Mr Yeltsin, who is suffering from bronchitis, was briefed by the Prime Minister, Mr Yevgeny Primakov, on the Kosovo crisis. "The President responded approvingly to the latest turn of events," Mr Primakov told reporters after the Kremlin meeting.
"This is an alternative to air strikes against Kosovo," Mr Primakov said, adding that Mr Yeltsin had ordered all relevant Russian ministries to redouble their efforts to find a peaceful resolution of the crisis.
The Foreign Minister, Mr Igor Ivanov, earlier hailed Russia's rare political consensus over Kosovo and said the unanimity of President, government and parliament had helped to ward off the NATO strikes on Yugoslavia. "This unity has helped us to remove the threat of strikes against Yugoslavia and to secure a peaceful resolution of the Kosovo crisis," he told the Duma.
Mr Ivanov is to attend a meeting of the six-nation Contact Group on Yugoslavia in Paris today. The meeting will discuss the deal brokered by the US envoy.
Mr Ivanov yesterday repeated Russia's readiness to participate fully in the 2,000-strong mission of observers due to be deployed in Kosovo by the Organisation for Security and Co-operation in Europe (OSCE).
Mr Primakov said he believed the risk of NATO air strikes against Yugoslavia had been averted. "There will be no strikes over the Kosovo issue . . . but we should still knock on wood," he told Russia's Federation Council, the upper house.
The Duma was expected to vote later on a draft resolution condemning NATO's threat to use force in the Balkans and praising the Russian government's efforts to seal a diplomatic solution of the crisis. The house disregarded Mr Ivanov's request that it postpone its resolution by several days to allow the situation in Yugoslavia to become clearer.
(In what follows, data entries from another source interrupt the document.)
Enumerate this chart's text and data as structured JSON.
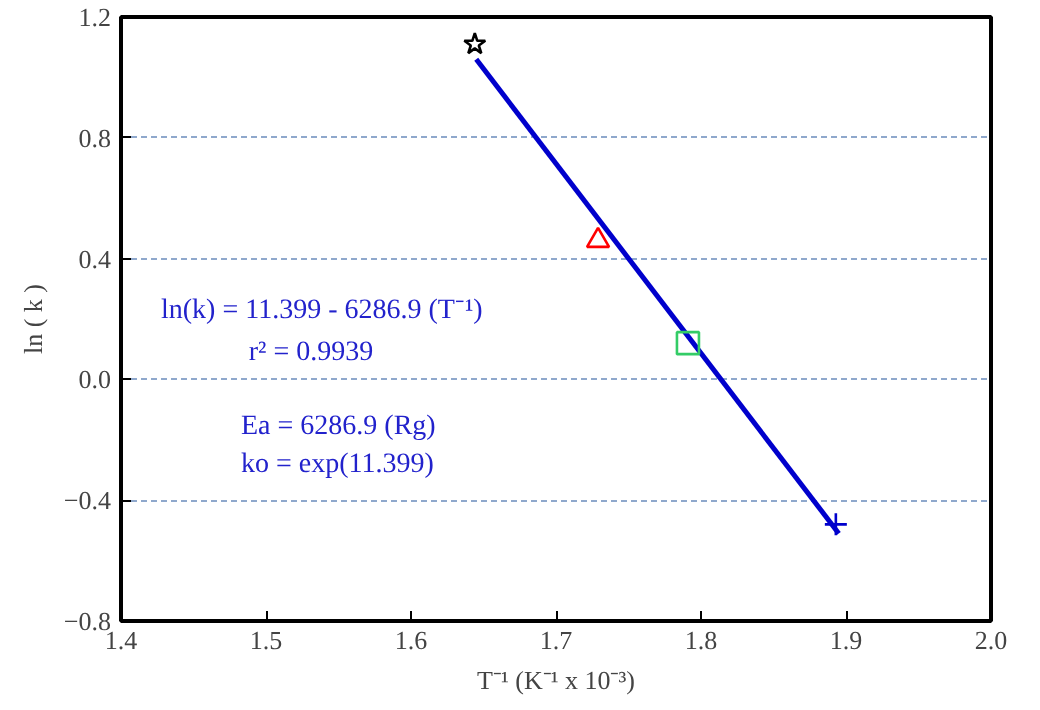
{
  "chart_data": {
    "type": "scatter",
    "xlabel": "T⁻¹ (K⁻¹ x 10⁻³)",
    "ylabel": "ln ( k )",
    "series": [
      {
        "marker": "star",
        "color": "#000000",
        "x": [
          1.644
        ],
        "values": [
          1.11
        ]
      },
      {
        "marker": "triangle",
        "color": "#ff0000",
        "x": [
          1.729
        ],
        "values": [
          0.46
        ]
      },
      {
        "marker": "square",
        "color": "#33cc66",
        "x": [
          1.791
        ],
        "values": [
          0.12
        ]
      },
      {
        "marker": "cross",
        "color": "#0000cc",
        "x": [
          1.893
        ],
        "values": [
          -0.48
        ]
      },
      {
        "type": "line",
        "color": "#0000cc",
        "x": [
          1.645,
          1.895
        ],
        "values": [
          1.06,
          -0.51
        ]
      }
    ],
    "xlim": [
      1.4,
      2.0
    ],
    "xticks": [
      1.4,
      1.5,
      1.6,
      1.7,
      1.8,
      1.9,
      {
        "value": 2.0,
        "label": "2.0"
      }
    ],
    "ylim": [
      -0.8,
      1.2
    ],
    "yticks": [
      -0.8,
      -0.4,
      {
        "value": 0,
        "label": "0.0"
      },
      0.4,
      0.8,
      1.2
    ],
    "grid": "y",
    "annotations": [
      "ln(k) = 11.399 - 6286.9 (T⁻¹)",
      "r² = 0.9939",
      "Ea = 6286.9 (Rg)",
      "ko = exp(11.399)"
    ]
  }
}
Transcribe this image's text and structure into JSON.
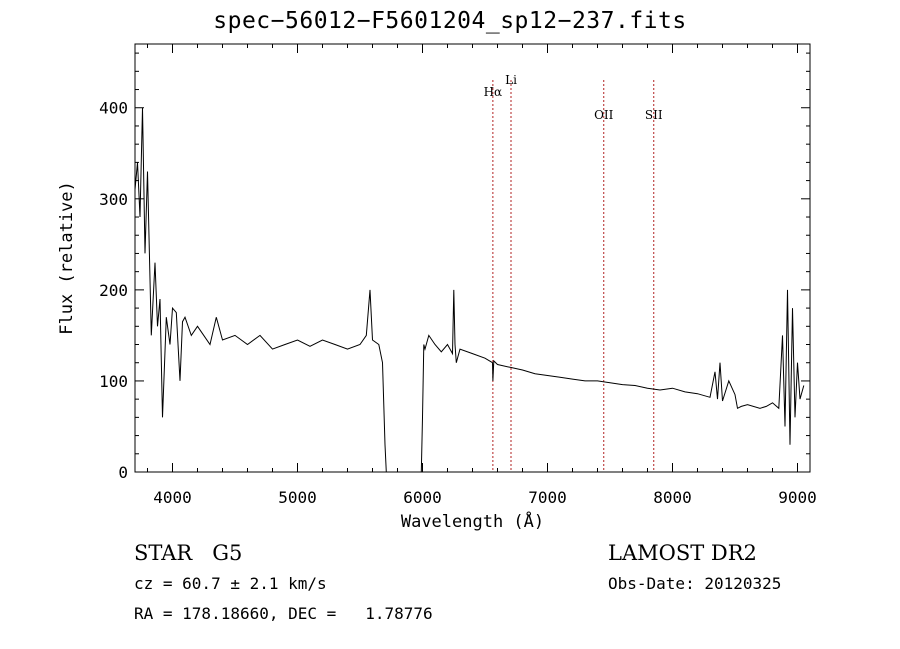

The Itar-Tass news agency said a delegation of deputies had set off for Belgrade yesterday to underline Moscow's solidarity with the Yugoslav President, Mr Slobodan Milosevic, after receiving NATO permission to make the flight.
On Tuesday, the US Balkan envoy, Mr Richard Holbrooke, reached a deal with Mr Milosevic that would allow international monitoring of Belgrade's compliance with UN resolutions calling for an end to Serb action against ethnic Albanian separatists in Kosovo province.
Television pictures released yesterday by the Kremlin showed a relatively robust President Yeltsin, smiling and shaking hands with the Prime Minister, the Foreign Minister and the Defence Minister, Mr Igor Sergeyev.
Commenting on the press reaction to his early return from a trip to central Asia on Monday, Mr Yeltsin said: "You don't even let me sneeze! Can you see how the President's health is? Well, here I am!"
Mr Primakov said he found Mr Yeltsin in "excellent form". "When we told him he should listen to doctors and stay in bed he dismissed it with a wave of his hand," he told reporters.
As newspapers continued what has now become a vociferous debate over just how bad the President's health is, Mr Yeltsin's spokesman, Mr Dmitry Yakushkin, told the Itar-Tass news agency that the President still had a slight fever.